Beratung kritischer Patientengruppen

Selbstmedikation bei Niereninsuffizienz Cynthia Möthrath, 23.05.2019 15:20 Uhr

Berlin - Eine bestehende Niereninsuffizienz bringt einige Schwierigkeiten mit sich: Nicht nur bei der Auswahl von verschreibungspflichtigen Medikamenten ist Sorgfalt geboten, auch bei der Beratung zur Selbstmedikation gibt es einiges zu beachten.

Die Nieren sind neben der Leber das wichtigste Ausscheidungsorgan, wenn es um Arzneistoffe geht. Eine Einschränkung der Nierenfunktion kann dazu beitragen, dass verschiedene Arzneistoffe schlechter ausgeschieden werden. Dadurch kann es zu einer Anreicherung der Substanzen im Körper kommen, welche Probleme mit sich bringt. Im schlimmsten Fall kann die Ansammlung ein toxisches Ausmaß annehmen und mit gefährlichen Auswirkungen, wie einem akuten Nierenversagen, einhergehen.

Einige Dosierungen müssen an die bestehende Nierenfunktion angepasst werden. Häufig werden Dauermedikationen von der Einzel- und Tagesdosis herabgesetzt oder die Einnahmeintervalle verlängert. Statt täglich, werden manche Medikamente beispielsweise nur noch alle zwei Tage eingenommen. Die Ermittlung der Nierenfunktion erfolgt durch die Messung des Serumkreatininwertes. Dieser gibt Hinweise über die sogenannte „glomeruläre Filtrationsrate“ (GFR): Je tiefer die GFR, desto höher ist die Notwendigkeit einer Dosisanpassung.

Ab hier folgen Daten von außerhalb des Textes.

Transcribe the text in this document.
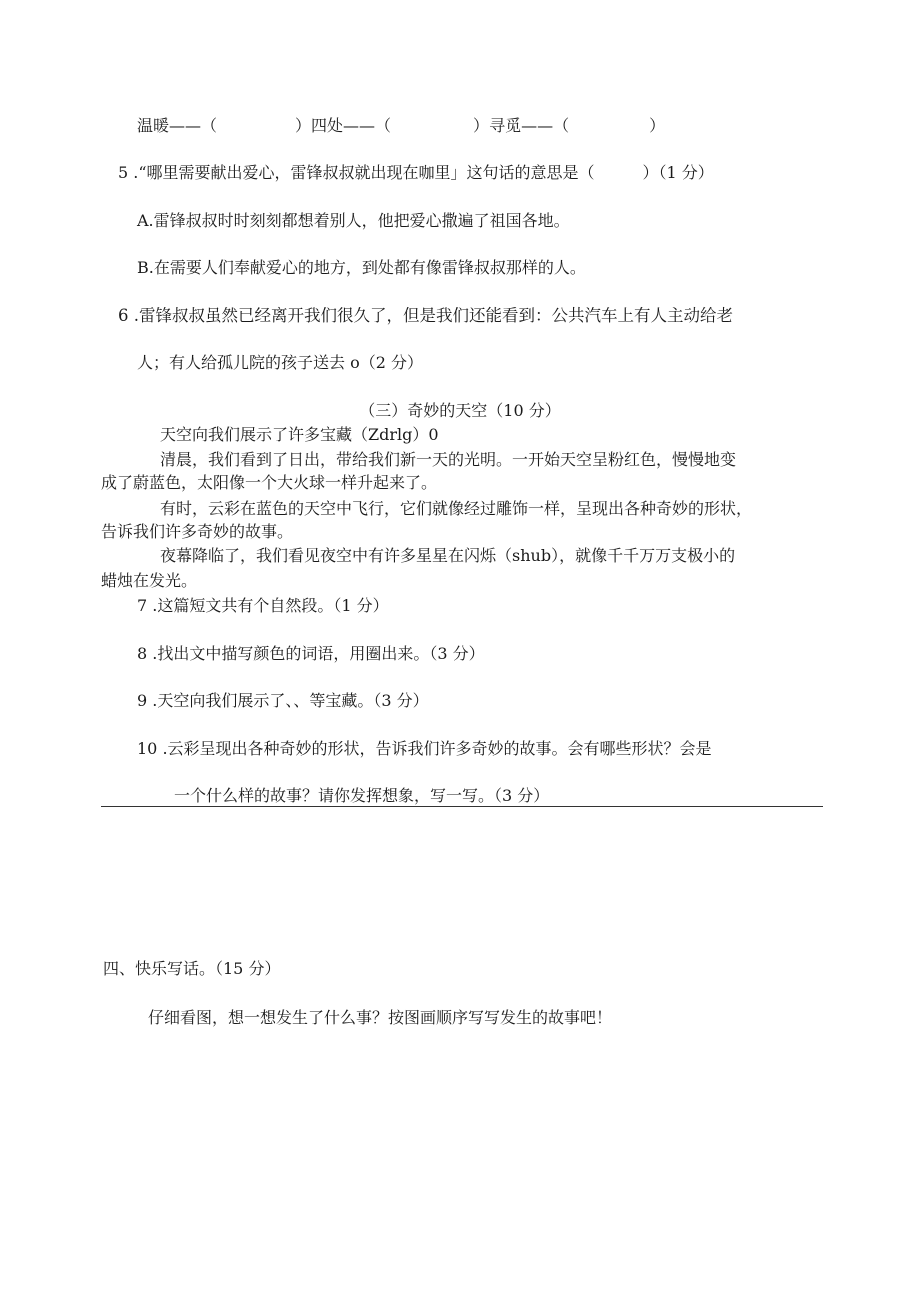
温暖——（	）四处——（	）寻觅——（	）
5 .“哪里需要献出爱心，雷锋叔叔就出现在咖里」这句话的意思是（　　　）（1 分）
A.雷锋叔叔时时刻刻都想着别人，他把爱心撒遍了祖国各地。
B.在需要人们奉献爱心的地方，到处都有像雷锋叔叔那样的人。
6 .雷锋叔叔虽然已经离开我们很久了，但是我们还能看到：公共汽车上有人主动给老
人；有人给孤儿院的孩子送去 o（2 分）
（三）奇妙的天空（10 分）
天空向我们展示了许多宝藏（Zdrlg）0
清晨，我们看到了日出，带给我们新一天的光明。一开始天空呈粉红色，慢慢地变
成了蔚蓝色，太阳像一个大火球一样升起来了。
有时，云彩在蓝色的天空中飞行，它们就像经过雕饰一样，呈现出各种奇妙的形状，
告诉我们许多奇妙的故事。
夜幕降临了，我们看见夜空中有许多星星在闪烁（shub），就像千千万万支极小的
蜡烛在发光。
7 .这篇短文共有个自然段。（1 分）
8 .找出文中描写颜色的词语，用圈出来。（3 分）
9 .天空向我们展示了、、等宝藏。（3 分）
10 .云彩呈现出各种奇妙的形状，告诉我们许多奇妙的故事。会有哪些形状？会是
一个什么样的故事？请你发挥想象，写一写。（3 分）
四、快乐写话。（15 分）
仔细看图，想一想发生了什么事？按图画顺序写写发生的故事吧！
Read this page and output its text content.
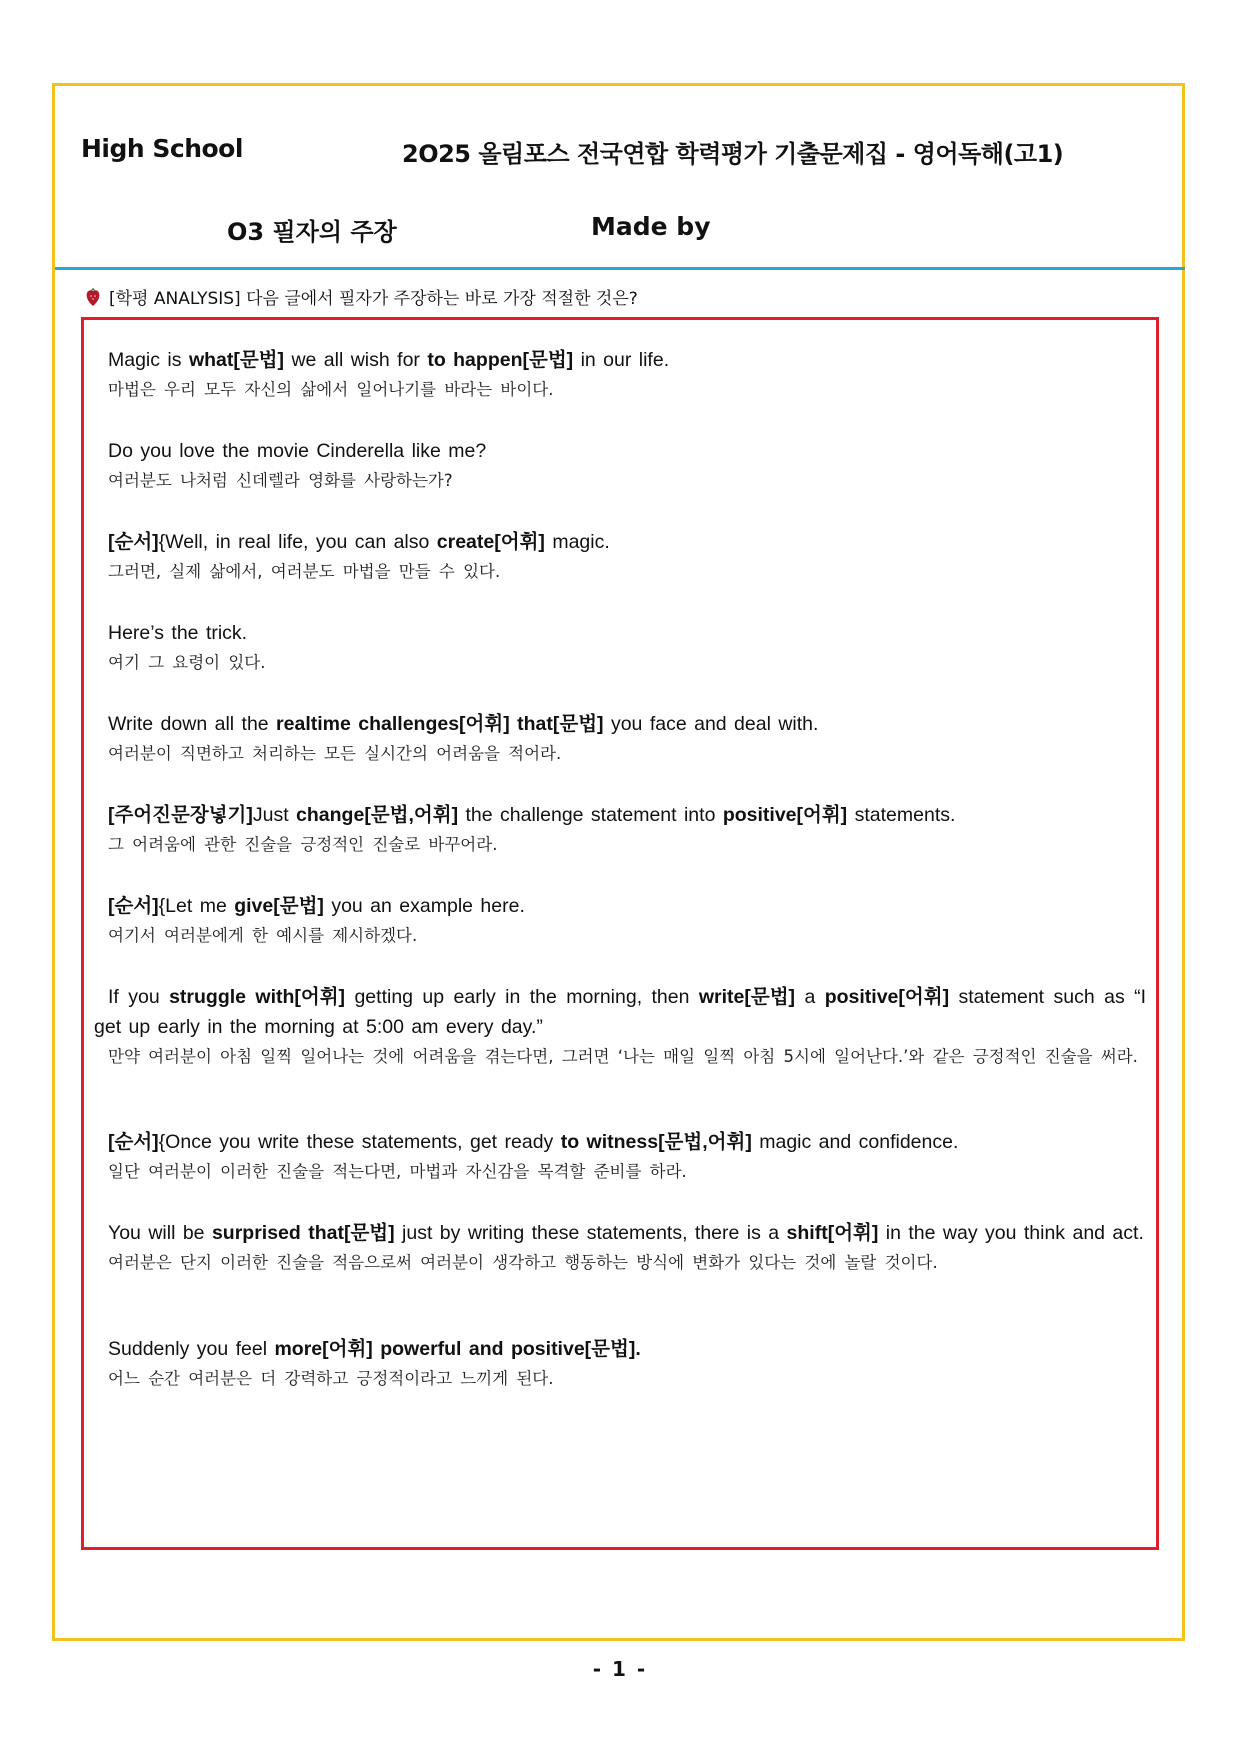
High School	2O25 올림포스 전국연합 학력평가 기출문제집 - 영어독해(고1)
O3 필자의 주장	Made by
[학평 ANALYSIS] 다음 글에서 필자가 주장하는 바로 가장 적절한 것은?

Magic is what[문법] we all wish for to happen[문법] in our life.

마법은 우리 모두 자신의 삶에서 일어나기를 바라는 바이다.

Do you love the movie Cinderella like me?

여러분도 나처럼 신데렐라 영화를 사랑하는가?

[순서]{Well, in real life, you can also create[어휘] magic.

그러면, 실제 삶에서, 여러분도 마법을 만들 수 있다.

Here’s the trick.

여기 그 요령이 있다.

Write down all the realtime challenges[어휘] that[문법] you face and deal with.

여러분이 직면하고 처리하는 모든 실시간의 어려움을 적어라.

[주어진문장넣기]Just change[문법,어휘] the challenge statement into positive[어휘] statements.

그 어려움에 관한 진술을 긍정적인 진술로 바꾸어라.

[순서]{Let me give[문법] you an example here.

여기서 여러분에게 한 예시를 제시하겠다.

If you struggle with[어휘] getting up early in the morning, then write[문법] a positive[어휘] statement such as “I get up early in the morning at 5:00 am every day.”

만약 여러분이 아침 일찍 일어나는 것에 어려움을 겪는다면, 그러면 ‘나는 매일 일찍 아침 5시에 일어난다.’와 같은 긍정적인 진술을 써라.

[순서]{Once you write these statements, get ready to witness[문법,어휘] magic and confidence.

일단 여러분이 이러한 진술을 적는다면, 마법과 자신감을 목격할 준비를 하라.

You will be surprised that[문법] just by writing these statements, there is a shift[어휘] in the way you think and act.

여러분은 단지 이러한 진술을 적음으로써 여러분이 생각하고 행동하는 방식에 변화가 있다는 것에 놀랄 것이다.

Suddenly you feel more[어휘] powerful and positive[문법].

어느 순간 여러분은 더 강력하고 긍정적이라고 느끼게 된다.

- 1 -
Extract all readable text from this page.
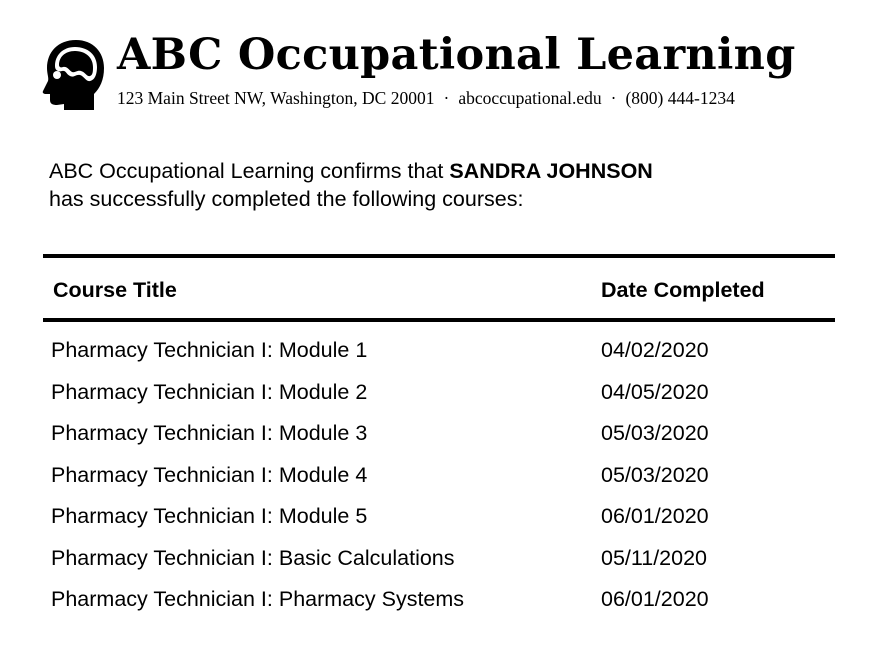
ABC Occupational Learning
123 Main Street NW, Washington, DC 20001 · abcoccupational.edu · (800) 444-1234
ABC Occupational Learning confirms that SANDRA JOHNSON
has successfully completed the following courses:
Course Title	Date Completed
Pharmacy Technician I: Module 1	04/02/2020
Pharmacy Technician I: Module 2	04/05/2020
Pharmacy Technician I: Module 3	05/03/2020
Pharmacy Technician I: Module 4	05/03/2020
Pharmacy Technician I: Module 5	06/01/2020
Pharmacy Technician I: Basic Calculations	05/11/2020
Pharmacy Technician I: Pharmacy Systems	06/01/2020
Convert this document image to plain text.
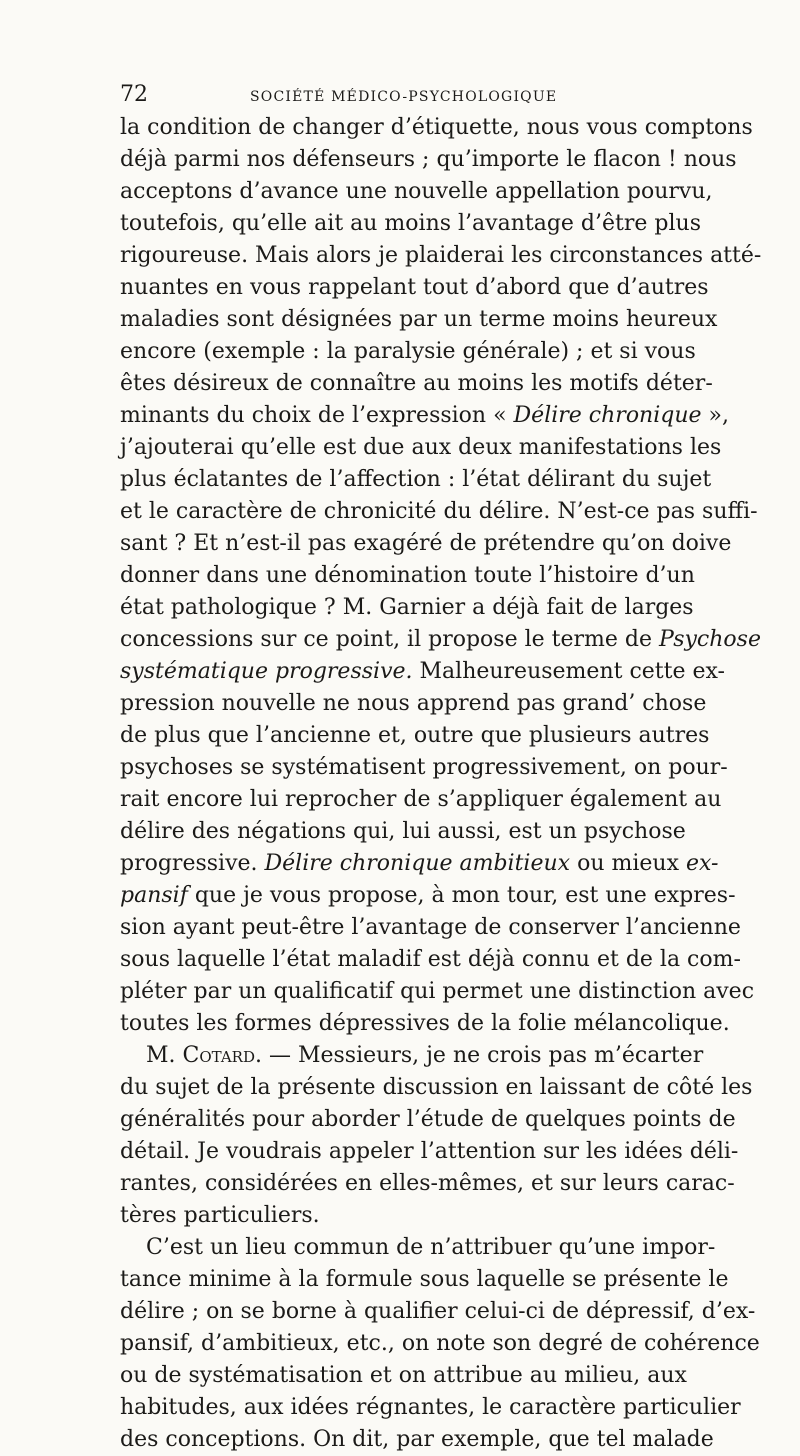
72	SOCIÉTÉ MÉDICO-PSYCHOLOGIQUE
la condition de changer d’étiquette, nous vous comptons
déjà parmi nos défenseurs ; qu’importe le flacon ! nous
acceptons d’avance une nouvelle appellation pourvu,
toutefois, qu’elle ait au moins l’avantage d’être plus
rigoureuse. Mais alors je plaiderai les circonstances atté-
nuantes en vous rappelant tout d’abord que d’autres
maladies sont désignées par un terme moins heureux
encore (exemple : la paralysie générale) ; et si vous
êtes désireux de connaître au moins les motifs déter-
minants du choix de l’expression « Délire chronique »,
j’ajouterai qu’elle est due aux deux manifestations les
plus éclatantes de l’affection : l’état délirant du sujet
et le caractère de chronicité du délire. N’est-ce pas suffi-
sant ? Et n’est-il pas exagéré de prétendre qu’on doive
donner dans une dénomination toute l’histoire d’un
état pathologique ? M. Garnier a déjà fait de larges
concessions sur ce point, il propose le terme de Psychose
systématique progressive. Malheureusement cette ex-
pression nouvelle ne nous apprend pas grand’ chose
de plus que l’ancienne et, outre que plusieurs autres
psychoses se systématisent progressivement, on pour-
rait encore lui reprocher de s’appliquer également au
délire des négations qui, lui aussi, est un psychose
progressive. Délire chronique ambitieux ou mieux ex-
pansif que je vous propose, à mon tour, est une expres-
sion ayant peut-être l’avantage de conserver l’ancienne
sous laquelle l’état maladif est déjà connu et de la com-
pléter par un qualificatif qui permet une distinction avec
toutes les formes dépressives de la folie mélancolique.
M. Cotard. — Messieurs, je ne crois pas m’écarter
du sujet de la présente discussion en laissant de côté les
généralités pour aborder l’étude de quelques points de
détail. Je voudrais appeler l’attention sur les idées déli-
rantes, considérées en elles-mêmes, et sur leurs carac-
tères particuliers.
C’est un lieu commun de n’attribuer qu’une impor-
tance minime à la formule sous laquelle se présente le
délire ; on se borne à qualifier celui-ci de dépressif, d’ex-
pansif, d’ambitieux, etc., on note son degré de cohérence
ou de systématisation et on attribue au milieu, aux
habitudes, aux idées régnantes, le caractère particulier
des conceptions. On dit, par exemple, que tel malade
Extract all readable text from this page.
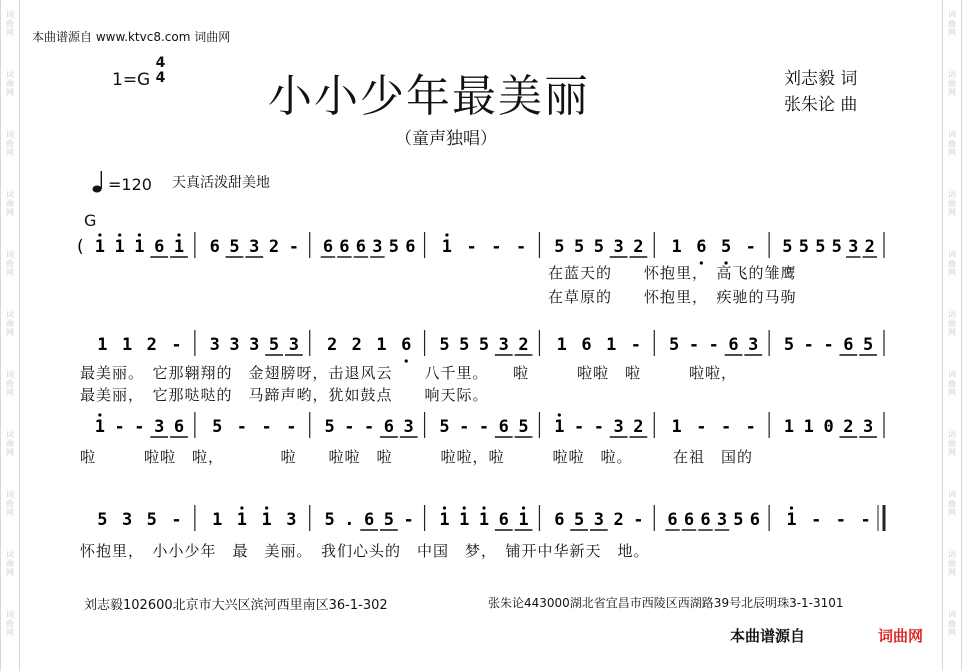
词
曲
网
词
曲
网
词
曲
网
词
曲
网
词
曲
网
词
曲
网
词
曲
网
词
曲
网
词
曲
网
词
曲
网
词
曲
网
词
曲
网
词
曲
网
词
曲
网
词
曲
网
词
曲
网
词
曲
网
词
曲
网
词
曲
网
词
曲
网
词
曲
网
词
曲
网
本曲谱源自 www.ktvc8.com 词曲网
1=G
4
4 小小少年最美丽
（童声独唱）
刘志毅 词
张朱论 曲
=120 天真活泼甜美地
G
1 1 1 6 1 6 5 3 2 - 6 6 6 3 5 6 1 - - - 5 5 5 3 2 1 6 5 - 5 5 5 5 3 2
(
1 1 2 - 3 3 3 5 3 2 2 1 6 5 5 5 3 2 1 6 1 - 5 - - 6 3 5 - - 6 5
1 - - 3 6 5 - - - 5 - - 6 3 5 - - 6 5 1 - - 3 2 1 - - - 1 1 0 2 3
5 3 5 - 1 1 1 3 5 . 6 5 - 1 1 1 6 1 6 5 3 2 - 6 6 6 3 5 6 1 - - -
刘志毅102600北京市大兴区滨河西里南区36-1-302	张朱论443000湖北省宜昌市西陵区西湖路39号北辰明珠3-1-3101
本曲谱源自	词曲网
在蓝天的　　怀抱里，　高飞的雏鹰
在草原的　　怀抱里，　疾驰的马驹
最美丽。　它那翱翔的　金翅膀呀，击退风云　　八千里。　　啦　　　啦啦　啦　　　啦啦，
最美丽，　它那哒哒的　马蹄声哟，犹如鼓点　　响天际。
啦　　　啦啦　啦，　　　　啦　　啦啦　啦　　　啦啦，啦　　　啦啦　啦。　　　在祖　国的
怀抱里，　小小少年　最　美丽。　我们心头的　中国　梦，　铺开中华新天　地。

Vielen Patienten ist ihre nachlassende Nierenfunktion gar nicht bewusst. Vor allem ältere Personen leiden häufig unter einer beginnenden Niereninsuffizienz. Die Symptome hängen vom Stadium der Erkrankung ab. In vielen Fällen sind sie zunächst recht unspezifisch: Müdigkeit, Konzentrationsstörungen, Leistungsschwäche und Übelkeit können erste Anzeichen sein. Eine fehlende Anpassung der Dosis oder unzureichende Rücksicht bei der Selbstmedikation können dann zu Komplikationen und einer Verschlechterung der Symptomatik führen.